Maritime Energy Efficiency
International shipping is a modest contributor to Global Greenhouse Gas (GHG) emissions, responsible for approximately 2.7% (i.e. 870 million tons) of global CO2 emissions in 2007 (UNEP, 2009). Yet, as the world economy's reliance on the global trade of goods, materials, and petroleum continues to rise, shipping sector of CO2 is expected to climb to between 2500 and 3650 million tons by 2050 (UNEP, 2009) the environmental and sociological objective of reducing emissions meets the economical and sociological objective of optimizing energy efficiency .

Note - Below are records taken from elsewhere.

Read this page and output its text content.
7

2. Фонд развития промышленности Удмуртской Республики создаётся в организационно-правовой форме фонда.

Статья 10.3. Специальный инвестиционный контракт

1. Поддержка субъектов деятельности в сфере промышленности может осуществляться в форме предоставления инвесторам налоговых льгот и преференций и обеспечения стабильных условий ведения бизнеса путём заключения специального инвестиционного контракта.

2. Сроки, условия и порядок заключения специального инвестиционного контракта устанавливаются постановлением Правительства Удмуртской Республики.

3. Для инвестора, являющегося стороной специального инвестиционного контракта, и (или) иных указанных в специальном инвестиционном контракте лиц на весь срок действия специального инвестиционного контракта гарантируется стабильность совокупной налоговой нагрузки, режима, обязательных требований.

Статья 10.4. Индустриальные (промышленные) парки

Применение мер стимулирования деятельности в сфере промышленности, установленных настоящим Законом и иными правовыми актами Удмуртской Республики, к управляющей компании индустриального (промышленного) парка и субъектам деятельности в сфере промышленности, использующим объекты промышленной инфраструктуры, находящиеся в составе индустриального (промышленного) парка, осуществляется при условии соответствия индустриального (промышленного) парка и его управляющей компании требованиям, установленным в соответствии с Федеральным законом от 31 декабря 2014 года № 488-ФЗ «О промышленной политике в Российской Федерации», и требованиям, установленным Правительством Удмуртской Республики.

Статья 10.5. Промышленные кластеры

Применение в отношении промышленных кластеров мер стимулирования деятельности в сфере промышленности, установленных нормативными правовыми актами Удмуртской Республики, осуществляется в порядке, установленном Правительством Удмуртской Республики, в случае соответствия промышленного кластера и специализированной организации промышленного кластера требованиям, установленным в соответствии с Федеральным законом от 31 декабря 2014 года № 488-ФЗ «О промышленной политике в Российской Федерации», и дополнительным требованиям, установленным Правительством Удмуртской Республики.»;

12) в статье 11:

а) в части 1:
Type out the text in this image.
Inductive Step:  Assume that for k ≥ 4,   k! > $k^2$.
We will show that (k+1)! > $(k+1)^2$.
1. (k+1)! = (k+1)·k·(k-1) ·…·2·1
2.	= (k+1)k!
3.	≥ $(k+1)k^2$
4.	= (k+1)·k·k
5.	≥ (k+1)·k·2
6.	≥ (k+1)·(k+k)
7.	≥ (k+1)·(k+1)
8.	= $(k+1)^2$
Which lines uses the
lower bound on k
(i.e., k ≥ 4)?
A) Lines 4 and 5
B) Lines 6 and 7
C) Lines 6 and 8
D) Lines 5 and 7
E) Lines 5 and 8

The Automatic Identification System (AIS) is a system of transceivers and receivers together with a data exchange protocol used on ships and by base stations for identification, location and information exchange. Vessels broadcast their identity together with information about their status, speed, heading, draught etc. over air waves. A simple VHF receiver is able to listen to AIS data streams for ships within around 40 nautical miles. IMO SOLAS Agreement and related agreements currently require more than 250,000 vessels large and smaller vessels to use AIS transceivers. Further regulations may generalize the practice. AIS was initially designed to communicate with nearby ships and base stations but the development of the Internet and the emergence of Satellite AIS make it a candidate global ship monitoring and tracking system as well as a potentially general medium for e-navigation information exchange.
We design and implement an infrastructure leveraging AIS and we devise modelling, simulation, analysis and optimization techniques and tools for emission monitoring, control and optimization of energy consumption.